Zitat Zitat von kleiner_wagen Beitrag anzeigen
Ein Artikel über Teleskope, wie diese funktionieren, allgemeine Erklärung und paar Modelle bewertet und verglichen. Finde ich ganz gut rübergebracht für Anfänger. Also wer Interesse hat einfach mal hier vorbeischauen. Hoffe das hilft euch weiter.
Hallo zusammen,

Preise um die 60 Euro sind natürlich verlockend, aber ich vermisse in diesem Artikel einige Anmerkungen zur Bedienbarkeit, d.h. wie einfach es sich aufstellen lässt, wie einfach es sich scharfstellen lässt, wie gut es sich justieren lässt, wie gut es sich nachführen lässt u.s.w.

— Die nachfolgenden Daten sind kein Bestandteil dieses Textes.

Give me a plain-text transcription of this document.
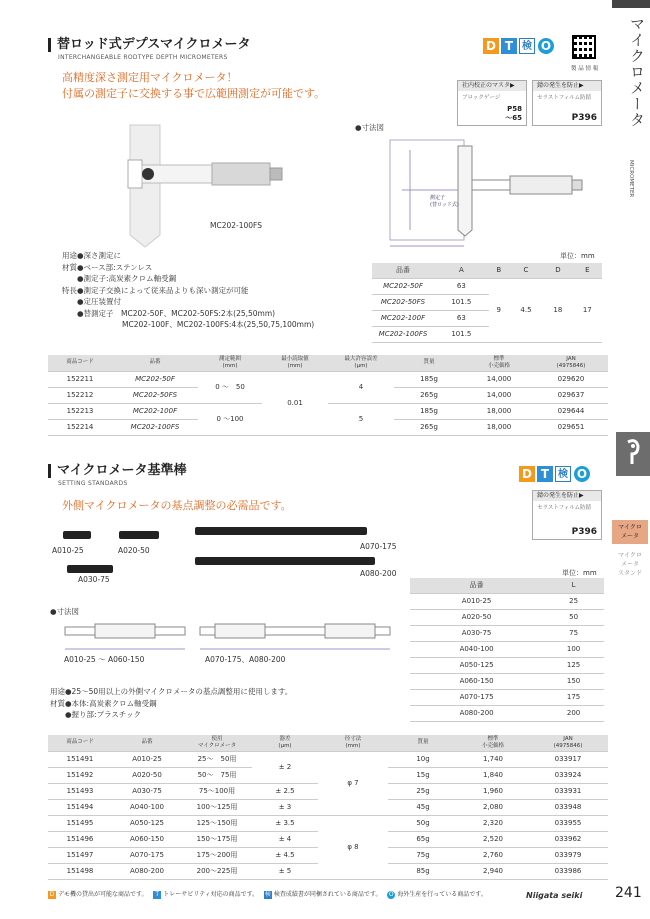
マイクロメータ
MICROMETER
マイクロ
メータ
マイクロ
メータ
スタンド
替ロッド式デプスマイクロメータ
INTERCHANGEABLE RODTYPE DEPTH MICROMETERS
D T 検 O
製 品 情 報
高精度深さ測定用マイクロメータ！
付属の測定子に交換する事で広範囲測定が可能です。
社内校正のマスタ▶
ブロックゲージ
P58
～65
錆の発生を防止▶
セラストフィルム防錆
P396
MC202-100FS
●寸法図
測定子
(替ロッド式)
用途●深さ測定に
材質●ベース部:ステンレス
　　●測定子:高炭素クロム軸受鋼
特長●測定子交換によって従来品よりも深い測定が可能
　　●定圧装置付
　　●替測定子　MC202-50F、MC202-50FS:2本(25,50mm)
　　　　　　　　MC202-100F、MC202-100FS:4本(25,50,75,100mm)
単位：mm
品番	A	B	C	D	E
MC202-50F	63	9	4.5	18	17
MC202-50FS	101.5				
MC202-100F	63				
MC202-100FS	101.5				
商品コード	品番	測定範囲
(mm)	最小読取値
(mm)	最大許容誤差
(μm)	質量	標準
小売価格	JAN
(4975846)
152211	MC202-50F	0 ～　50	0.01	4	185g	14,000	029620
152212	MC202-50FS				265g	14,000	029637
152213	MC202-100F	0 ～100		5	185g	18,000	029644
152214	MC202-100FS				265g	18,000	029651
マイクロメータ基準棒
SETTING STANDARDS
D T 検 O
外側マイクロメータの基点調整の必需品です。
錆の発生を防止▶
セラストフィルム防錆
P396
A010-25	A020-50
A030-75
A070-175
A080-200
●寸法図
A010-25 ～ A060-150	A070-175、A080-200
単位：mm
品番	L
A010-25	25
A020-50	50
A030-75	75
A040-100	100
A050-125	125
A060-150	150
A070-175	175
A080-200	200
用途●25～50用以上の外側マイクロメータの基点調整用に使用します。
材質●本体:高炭素クロム軸受鋼
　　●握り部:プラスチック
商品コード	品番	使用
マイクロメータ	器差
(μm)	径寸法
(mm)	質量	標準
小売価格	JAN
(4975846)
151491	A010-25	25～　50用	± 2	φ 7	10g	1,740	033917
151492	A020-50	50～　75用			15g	1,840	033924
151493	A030-75	75～100用	± 2.5		25g	1,960	033931
151494	A040-100	100～125用	± 3		45g	2,080	033948
151495	A050-125	125～150用	± 3.5	φ 8	50g	2,320	033955
151496	A060-150	150～175用	± 4		65g	2,520	033962
151497	A070-175	175～200用	± 4.5		75g	2,760	033979
151498	A080-200	200～225用	± 5		85g	2,940	033986
D デモ機の貸出が可能な商品です。 T トレーサビリティ対応の商品です。 検 検査成績書が同梱されている商品です。 O 海外生産を行っている商品です。	Niigata seiki 241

Hier am Preis zu sparen erscheint mir wenig sinnvoll, denn wenn man länger braucht, um das Fernrohr scharf zu stellen, als das Objekt aufgrund der Erdbewegung im Blickfeld verbleibt - das sind bei 30-facher Vergösserung rund 20 Sekunden und bei 60-facher Vergrösserung rund 8 Sekunden, dann wird man als Nutzer wenig Freude mit dem Gerät haben. Ich habe einmal noch als Schüler ein solches Gerät - und es lag damals schon in der 2000 DM-Klasse !! - ausgeliehen und mein Fazit war: nie wieder !

Das Schul-Teleskop lag in der 10000 DM-Klasse, war auch viel schwerer (und damit stabiler) und das war wirklich sehr schön zu bedienen. Wobei man auch bei dem stabiler stehenden Schul-Teleskop nicht 10 Meter weg davon herumhopsen durfte, dann musste man alles wieder neu justieren.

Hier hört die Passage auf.